परिव्राजकस्य जितेन्द्रियत्वमनारम्भो निष्किंचनत्वं सङ्गत्यागो भैक्षव्रतमनेकत्रारण्ये च वासो बाह्याभ्यन्तरं च शौचम् ॥ कZ_०१.३.१२ ॥
parivrājakasya jitendriyatvam anārambho niṣkiṃcanatvaṃ saṅgatyāgo bhaikṣavratam anekatrāraṇye ca vāso bāhyābhyantaraṃ ca śaucam
பரிவ்ராஜகர்க்கு—இந்திரியக் கட்டுப்பாடு; புதிய முயற்சிகளைத் தொடங்காமை; சொத்தற்ற நிலை; சங்கத் துறப்பு; பிக்ஷாவிரதம்; பல இடங்களில்—குறிப்பாக காட்டில்—வாசம்; மேலும் வெளிப்புறமும் உள்புறமும் தூய்மை.

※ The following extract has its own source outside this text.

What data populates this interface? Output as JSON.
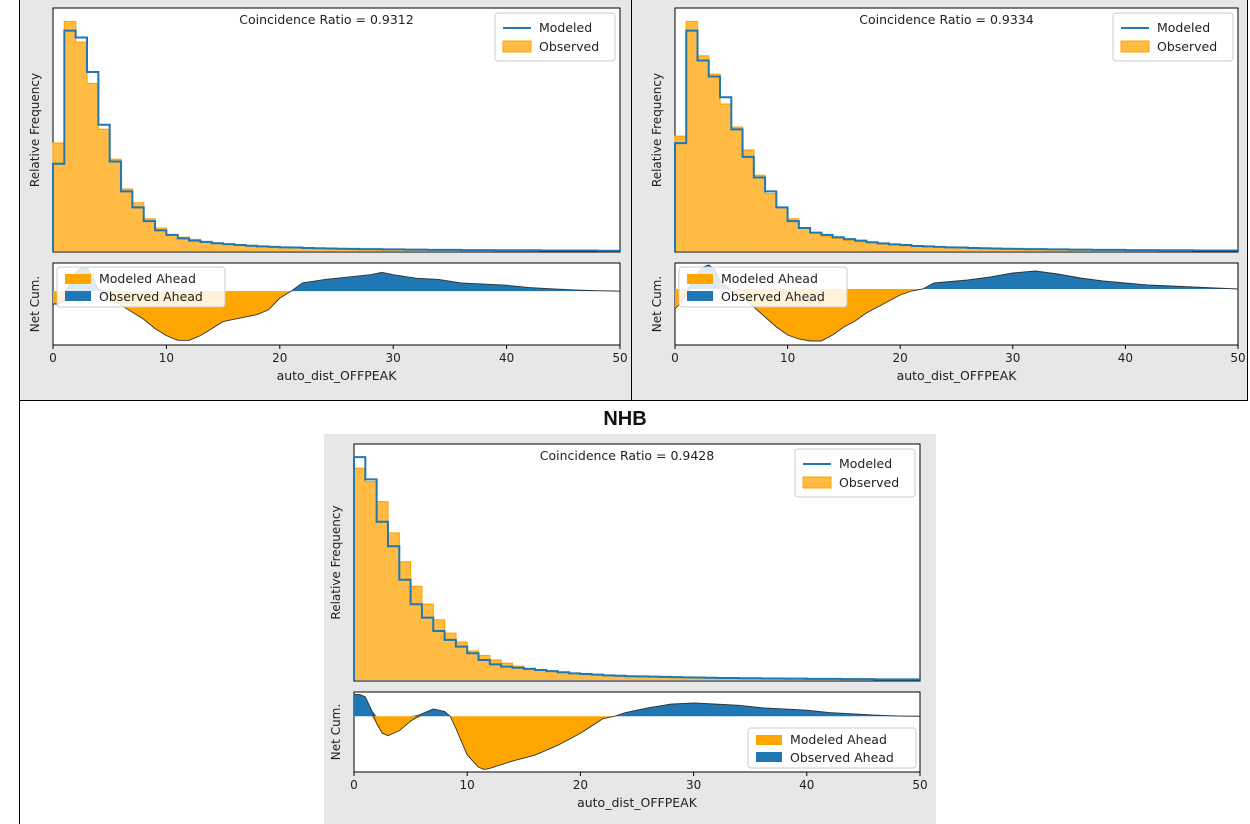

To define a rigorous template of self-discipline and non-attachment that supports trustworthy conduct; Kautilya treats personal restraint and integrity as foundational inputs for effective statecraft and stable governance.
It maps to modern integrity frameworks: conflict-of-interest controls (possessionlessness), limits on undue influence (renouncing associations), ethical fitness (internal purity), and compliance/hygiene standards (external purity), all of which reduce corruption and improve administrative reliability.
No ruler or office-holder is directly tasked here; the verse specifies the conduct-code of a wandering ascetic as an ethical benchmark, implying that those advising or serving the state should cultivate comparable self-control, low attachment, and moral cleanliness to protect decision-making from bias and capture.